Labor Day Weekend

“Welcome to camp, how can I help you?”

“We’re checking in for Labor Day Weekend.  Last name is Thompson.”

“Um . . . I don’t see a reservation under that name.”

“Well that’s ridiculous, I have my confirmation email right here.  I printed it out to be sure I had the right address for my GPS.”

“Ma’am, I’m sorry, but that email is dated July, 2012 – last year.  Our computer does show you were here last year, but there’s no current reservation.”

“Well where am I SUPPOSED to be?”

You know, I felt bad for her.  She’d worked all week, pulled her family together, packed the tent, and driven 3 hours to spend 3 days camping – but had no idea what campground she’d booked.  We were full, not a single site that I could put her on.  There are at least 10 other campgrounds within 15 miles and the best I could do was give her a list of phone numbers to call.  You’ve got to respect her attitude though.  She laughed and said it was all part of the adventure!

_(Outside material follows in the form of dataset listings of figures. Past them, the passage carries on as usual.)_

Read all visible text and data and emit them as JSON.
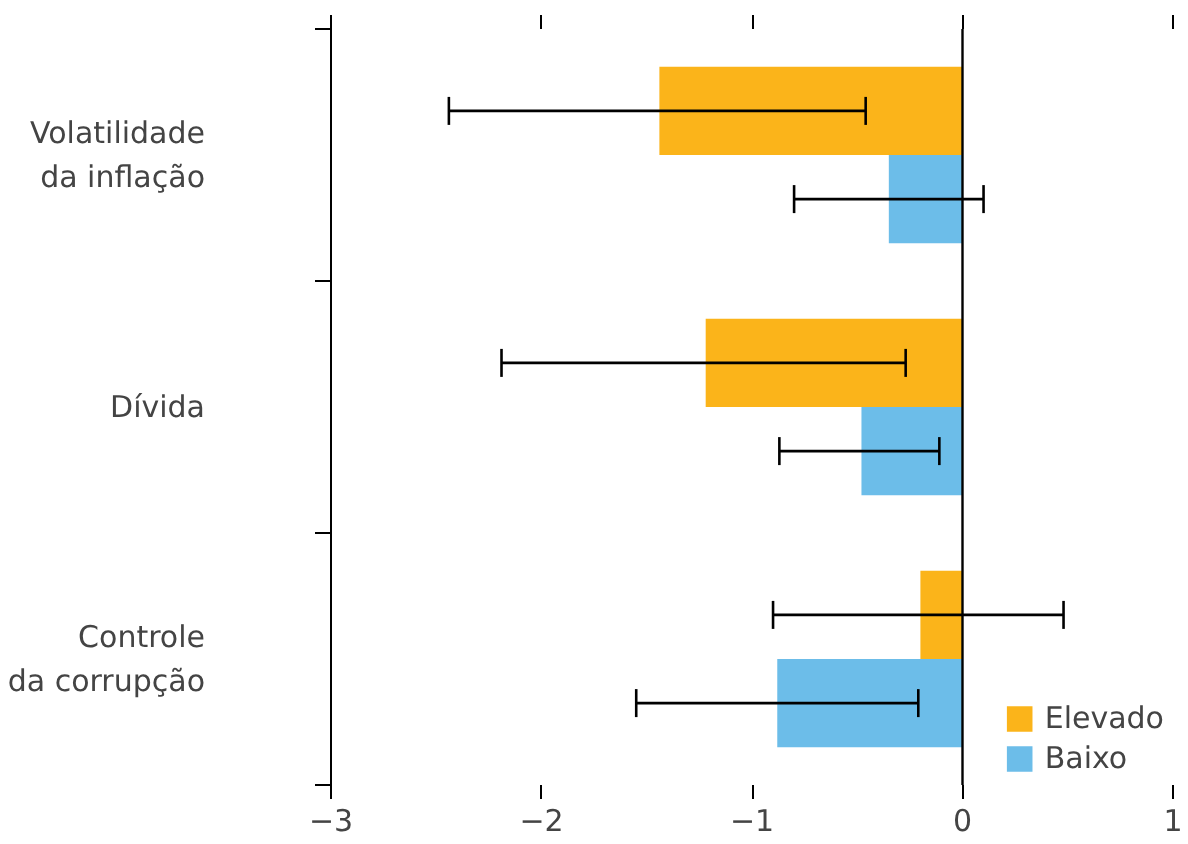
{
  "chart_data": {
    "type": "bar",
    "orientation": "horizontal",
    "categories": [
      "Volatilidade\nda inflação",
      "Dívida",
      "Controle\nda corrupção"
    ],
    "series": [
      {
        "name": "Elevado",
        "color": "#fbb41a",
        "values": [
          -1.44,
          -1.22,
          -0.2
        ],
        "errors": [
          [
            -2.44,
            -0.46
          ],
          [
            -2.19,
            -0.27
          ],
          [
            -0.9,
            0.48
          ]
        ]
      },
      {
        "name": "Baixo",
        "color": "#6cbde9",
        "values": [
          -0.35,
          -0.48,
          -0.88
        ],
        "errors": [
          [
            -0.8,
            0.1
          ],
          [
            -0.87,
            -0.11
          ],
          [
            -1.55,
            -0.21
          ]
        ]
      }
    ],
    "xlim": [
      -3,
      1
    ],
    "xticks": [
      {
        "value": -3,
        "label": "−3"
      },
      {
        "value": -2,
        "label": "−2"
      },
      {
        "value": -1,
        "label": "−1"
      },
      {
        "value": 0,
        "label": "0"
      },
      {
        "value": 1,
        "label": "1"
      }
    ],
    "ref_lines": [
      {
        "axis": "x",
        "value": 0,
        "color": "#000000"
      }
    ],
    "grid": false,
    "legend": "bottom right"
  }
}
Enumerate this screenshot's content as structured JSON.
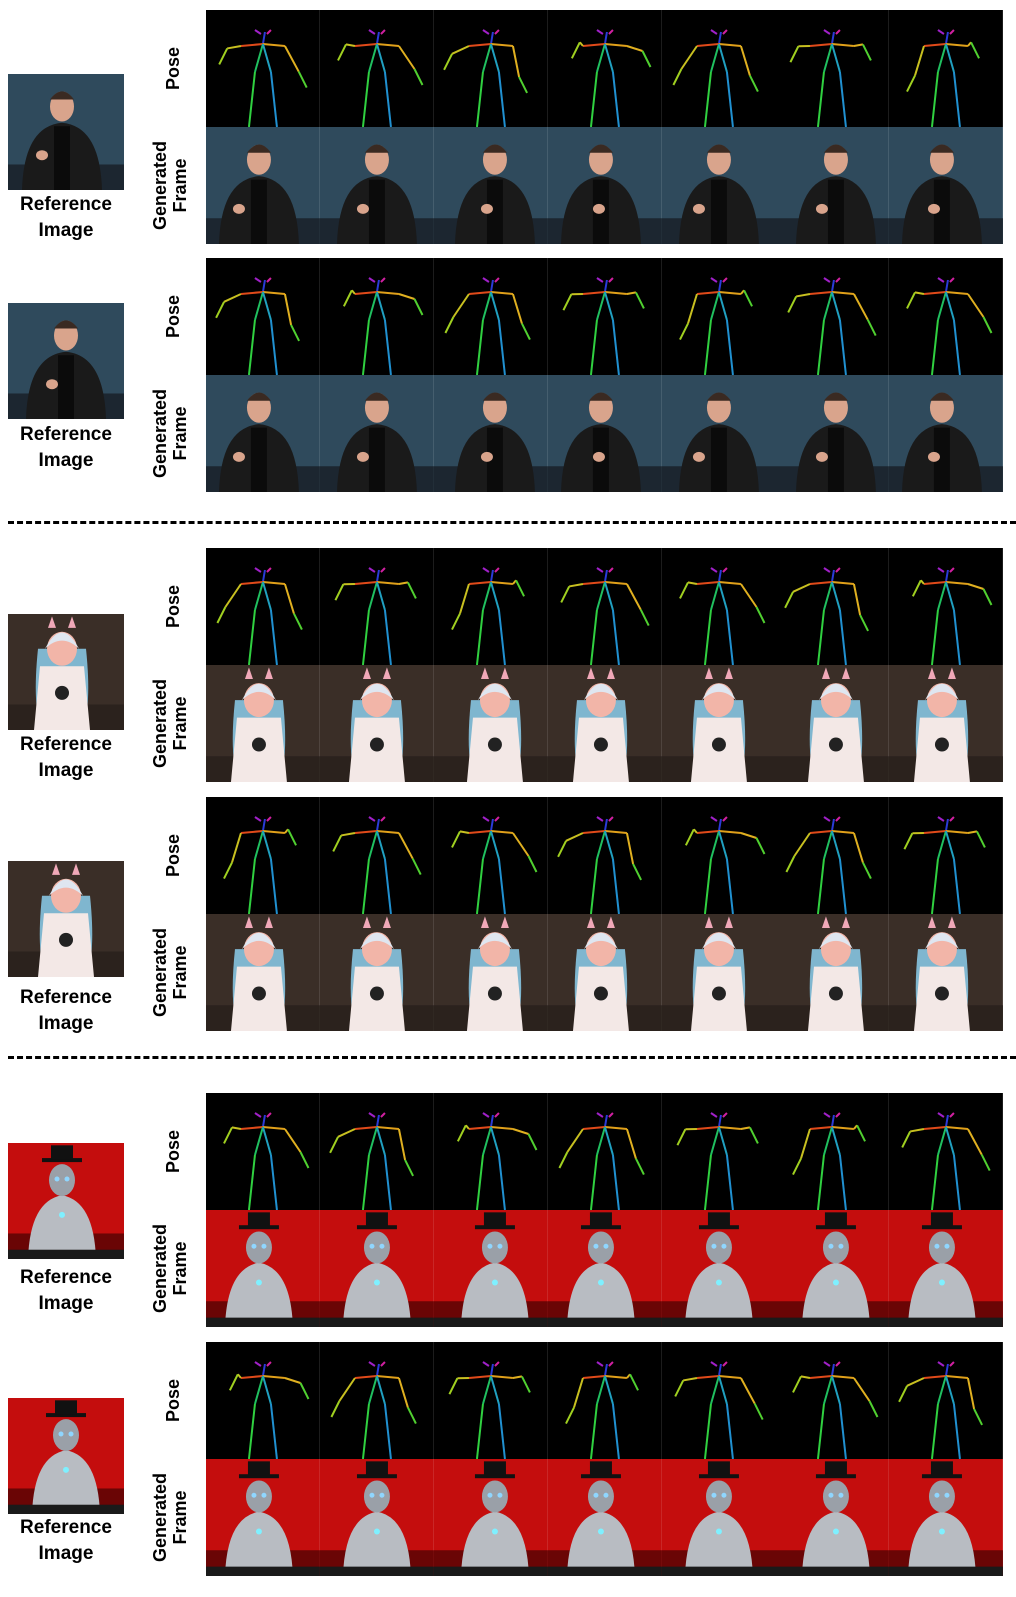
{
  "labels": {
    "reference": "Reference\nImage",
    "pose": "Pose",
    "generated": "Generated\nFrame"
  },
  "groups": [
    {
      "subject": "man-in-leather-jacket",
      "colors": {
        "bg": "#2f4a5c",
        "floor": "#1c2630",
        "figure": "#1a1a1a",
        "skin": "#d9a48c",
        "accent": "#3a4b58"
      },
      "rows": [
        {
          "ref": "ref-man-1",
          "frames": 7
        },
        {
          "ref": "ref-man-2",
          "frames": 7
        }
      ]
    },
    {
      "subject": "anime-girl",
      "colors": {
        "bg": "#3a2e27",
        "floor": "#2b221d",
        "figure": "#f3e8e6",
        "skin": "#f2b5a8",
        "accent": "#7fb6cf"
      },
      "rows": [
        {
          "ref": "ref-girl-1",
          "frames": 7
        },
        {
          "ref": "ref-girl-2",
          "frames": 7
        }
      ]
    },
    {
      "subject": "robot-with-hat",
      "colors": {
        "bg": "#c40d0d",
        "floor": "#6a0505",
        "figure": "#b8bcc2",
        "skin": "#8fd6ff",
        "accent": "#111111"
      },
      "rows": [
        {
          "ref": "ref-robot-1",
          "frames": 7
        },
        {
          "ref": "ref-robot-2",
          "frames": 7
        }
      ]
    }
  ]
}
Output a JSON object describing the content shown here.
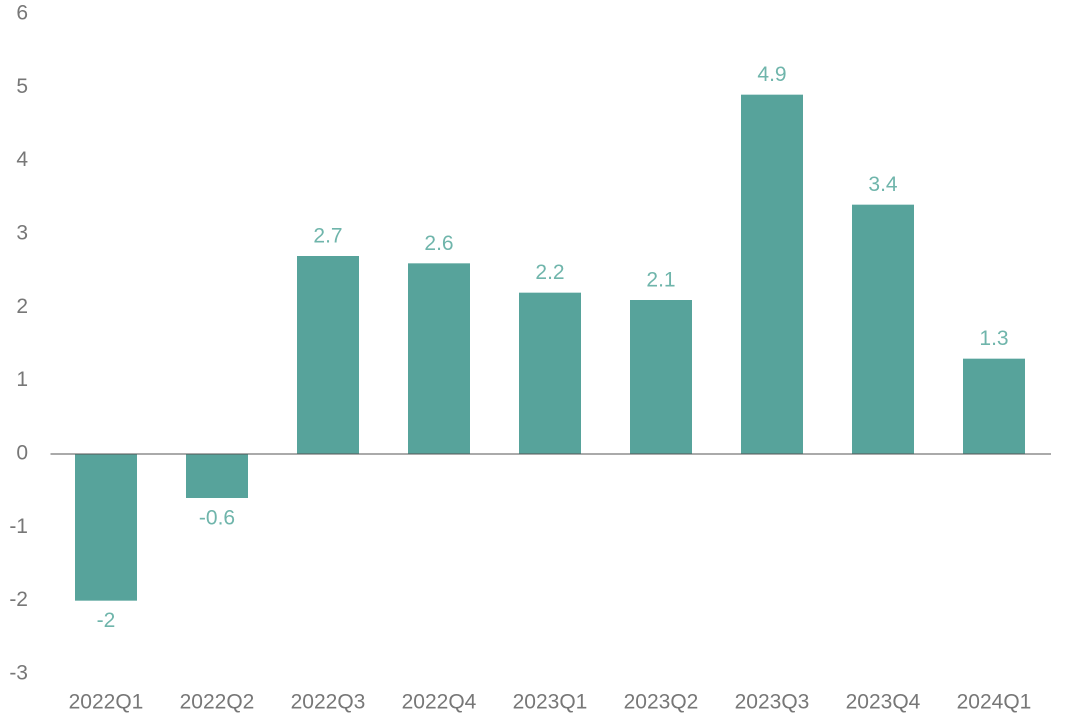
{
  "chart_data": {
    "type": "bar",
    "categories": [
      "2022Q1",
      "2022Q2",
      "2022Q3",
      "2022Q4",
      "2023Q1",
      "2023Q2",
      "2023Q3",
      "2023Q4",
      "2024Q1"
    ],
    "values": [
      -2,
      -0.6,
      2.7,
      2.6,
      2.2,
      2.1,
      4.9,
      3.4,
      1.3
    ],
    "color": "#57a39b",
    "ylim": [
      -3,
      6
    ],
    "yticks": [
      -3,
      -2,
      -1,
      0,
      1,
      2,
      3,
      4,
      5,
      6
    ],
    "grid": false
  }
}
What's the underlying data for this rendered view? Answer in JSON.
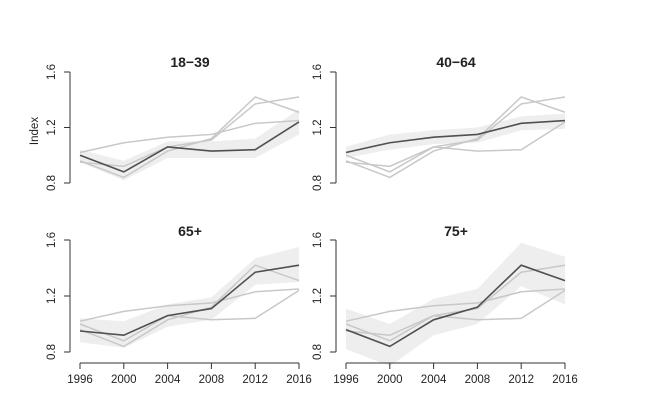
{
  "chart_data": {
    "type": "line",
    "layout": "2x2 small multiples",
    "ylabel": "Index",
    "x": [
      1996,
      2000,
      2004,
      2008,
      2012,
      2016
    ],
    "x_ticks": [
      "1996",
      "2000",
      "2004",
      "2008",
      "2012",
      "2016"
    ],
    "ylim": [
      0.8,
      1.6
    ],
    "y_ticks": [
      "0.8",
      "1.2",
      "1.6"
    ],
    "colors": {
      "highlight": "#505050",
      "other": "#c8c8c8",
      "band": "#ebebeb"
    },
    "profiles": {
      "18-39": [
        1.0,
        0.88,
        1.06,
        1.03,
        1.04,
        1.24
      ],
      "40-64": [
        1.02,
        1.09,
        1.13,
        1.15,
        1.23,
        1.25
      ],
      "65+": [
        0.95,
        0.92,
        1.06,
        1.11,
        1.37,
        1.42
      ],
      "75+": [
        0.96,
        0.84,
        1.03,
        1.12,
        1.42,
        1.31
      ]
    },
    "panels": [
      {
        "title": "18−39",
        "highlight": "18-39",
        "band_lower": [
          0.95,
          0.82,
          0.98,
          0.98,
          0.98,
          1.15
        ],
        "band_upper": [
          1.04,
          0.96,
          1.1,
          1.1,
          1.12,
          1.33
        ]
      },
      {
        "title": "40−64",
        "highlight": "40-64",
        "band_lower": [
          0.98,
          1.04,
          1.08,
          1.09,
          1.18,
          1.19
        ],
        "band_upper": [
          1.06,
          1.15,
          1.18,
          1.2,
          1.28,
          1.3
        ]
      },
      {
        "title": "65+",
        "highlight": "65+",
        "band_lower": [
          0.87,
          0.83,
          0.98,
          1.03,
          1.28,
          1.3
        ],
        "band_upper": [
          1.04,
          1.02,
          1.14,
          1.19,
          1.47,
          1.55
        ]
      },
      {
        "title": "75+",
        "highlight": "75+",
        "band_lower": [
          0.82,
          0.7,
          0.92,
          1.0,
          1.27,
          1.14
        ],
        "band_upper": [
          1.11,
          1.0,
          1.18,
          1.25,
          1.58,
          1.48
        ]
      }
    ]
  }
}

Labor Day Weekend is the riotous end to vacation season in New England.  It’s still summer time during the day with temps in the 80’s, but nights are starting to feel like autumn with temps falling into the mid- to low-40’s.  Plants have stopped growing and fruit is ripening for harvest.  The city folk are making their last forays into the country before kids go back to school and 4th quarter quotas demand attention.  It’s some interesting to see what people will do to squeeze the last bit out of the warm season.  As noted, every single one of 300+ campsites are rented.  The forest is full of tenters and trailers and pop-ups and motor homes.  The riverfront beach and the pool are both crowded with bikini-clad teens and some older women who should know better than to wear those things.  The boys are showing off for the girls, and the men are back at their sites drinking beer with their buddies and keeping the campfires burning from 9am to midnight.  The little kids are careening around the camp roads on bikes, trikes, and power wheels.  People who’ve never been closer to nature than their community square park are kayaking down the Saco River at great risk to life and limb.  Couples in color-coordinated Old Navy outfits and flip flops are starting their hiking adventures by attempting to climb Mount Washington (and didn’t they think I was crazy for suggesting different footwear and a backpack with winter jackets?!?!).  Families are trying to cram a drive over the Kancamagus Scenic Driveway through the National Forest , a visit to Clark’s Bear Trading Post, and the Conway Railway dinner train, all into one day.

I have to agree with Mrs. Thompson – it’s part of the adventure.  And what a wonderful adventure it is to live life to the fullest!